Un différend éclate autour de la succession de la légende Papa Wemba. Des enfants nés de relations hors mariage contestent la gestion de l’héritage et réclament leur part, sur fond d’accusations visant l’épouse légale de l’artiste, Marie-Rose Luzolo, connue sous le nom d’Amazone.
La contestation est menée par Julie Kukuna, présentée comme l’aînée de la fratrie, aux côtés de son frère Sidney Poitier. Ensemble, ils structurent un collectif d’enfants du chanteur (nés hors mariage) qui dénoncent une répartition jugée inéquitable de l’héritage. Selon eux, plusieurs héritiers seraient écartés des décisions et des bénéfices liés aux biens du défunt.
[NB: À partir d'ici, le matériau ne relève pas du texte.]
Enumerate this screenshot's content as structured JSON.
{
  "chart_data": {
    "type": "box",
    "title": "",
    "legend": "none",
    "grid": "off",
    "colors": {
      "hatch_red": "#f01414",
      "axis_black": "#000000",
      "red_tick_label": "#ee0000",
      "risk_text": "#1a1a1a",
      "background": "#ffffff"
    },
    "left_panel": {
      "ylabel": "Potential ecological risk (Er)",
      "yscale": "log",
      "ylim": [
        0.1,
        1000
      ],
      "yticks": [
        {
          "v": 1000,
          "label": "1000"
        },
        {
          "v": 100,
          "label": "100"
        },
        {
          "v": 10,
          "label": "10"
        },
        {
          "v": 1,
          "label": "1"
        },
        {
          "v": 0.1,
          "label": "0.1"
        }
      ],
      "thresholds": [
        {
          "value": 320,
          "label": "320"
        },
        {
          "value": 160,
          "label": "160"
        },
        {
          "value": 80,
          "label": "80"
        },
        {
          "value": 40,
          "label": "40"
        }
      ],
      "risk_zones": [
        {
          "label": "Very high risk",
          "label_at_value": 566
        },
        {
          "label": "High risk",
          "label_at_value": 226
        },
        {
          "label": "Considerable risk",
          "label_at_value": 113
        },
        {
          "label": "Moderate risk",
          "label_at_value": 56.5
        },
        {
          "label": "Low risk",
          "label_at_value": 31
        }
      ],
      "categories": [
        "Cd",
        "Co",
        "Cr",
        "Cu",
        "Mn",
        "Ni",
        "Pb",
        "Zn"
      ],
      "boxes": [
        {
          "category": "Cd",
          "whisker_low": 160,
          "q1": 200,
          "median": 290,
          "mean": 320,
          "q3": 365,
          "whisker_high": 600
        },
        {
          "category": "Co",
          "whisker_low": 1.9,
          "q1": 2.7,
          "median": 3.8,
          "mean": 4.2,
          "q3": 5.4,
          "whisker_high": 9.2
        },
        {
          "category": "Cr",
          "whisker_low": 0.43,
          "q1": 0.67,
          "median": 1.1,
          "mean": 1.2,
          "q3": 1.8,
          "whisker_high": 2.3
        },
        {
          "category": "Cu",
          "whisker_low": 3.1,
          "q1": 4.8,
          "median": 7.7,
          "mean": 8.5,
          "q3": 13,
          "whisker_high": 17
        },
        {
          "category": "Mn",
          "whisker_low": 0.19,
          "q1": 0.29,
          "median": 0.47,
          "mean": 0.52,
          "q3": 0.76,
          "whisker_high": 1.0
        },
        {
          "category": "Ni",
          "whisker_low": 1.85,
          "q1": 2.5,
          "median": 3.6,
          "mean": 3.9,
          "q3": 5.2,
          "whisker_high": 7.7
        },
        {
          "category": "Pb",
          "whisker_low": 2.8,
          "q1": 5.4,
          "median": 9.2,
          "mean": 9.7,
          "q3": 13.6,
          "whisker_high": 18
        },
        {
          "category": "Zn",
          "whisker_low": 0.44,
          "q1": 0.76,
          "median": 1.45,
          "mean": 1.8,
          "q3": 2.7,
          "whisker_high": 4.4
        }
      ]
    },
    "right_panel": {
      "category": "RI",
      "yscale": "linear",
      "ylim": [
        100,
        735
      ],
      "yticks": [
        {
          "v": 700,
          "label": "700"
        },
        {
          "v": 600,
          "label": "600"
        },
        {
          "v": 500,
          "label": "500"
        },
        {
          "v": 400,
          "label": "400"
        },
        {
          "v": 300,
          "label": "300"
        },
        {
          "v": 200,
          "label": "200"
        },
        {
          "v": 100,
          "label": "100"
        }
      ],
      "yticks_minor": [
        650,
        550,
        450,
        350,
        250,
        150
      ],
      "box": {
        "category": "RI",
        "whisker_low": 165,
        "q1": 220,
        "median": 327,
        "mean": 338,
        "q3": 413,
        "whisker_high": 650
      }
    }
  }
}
Le point de cristallisation reste la vente de la résidence de l’artiste, acquise par l’État rd-congolais pour un montant estimé à 750 000 dollars américains. Une acquisition qui suscite des interrogations au sein de ce groupe d’enfants, qui estime ne pas avoir été associé au processus ni informé de manière transparente. Ils accusent directement Marie-Rose, d’avoir pris le contrôle de certains biens sans concertation avec l’ensemble des ayants droit.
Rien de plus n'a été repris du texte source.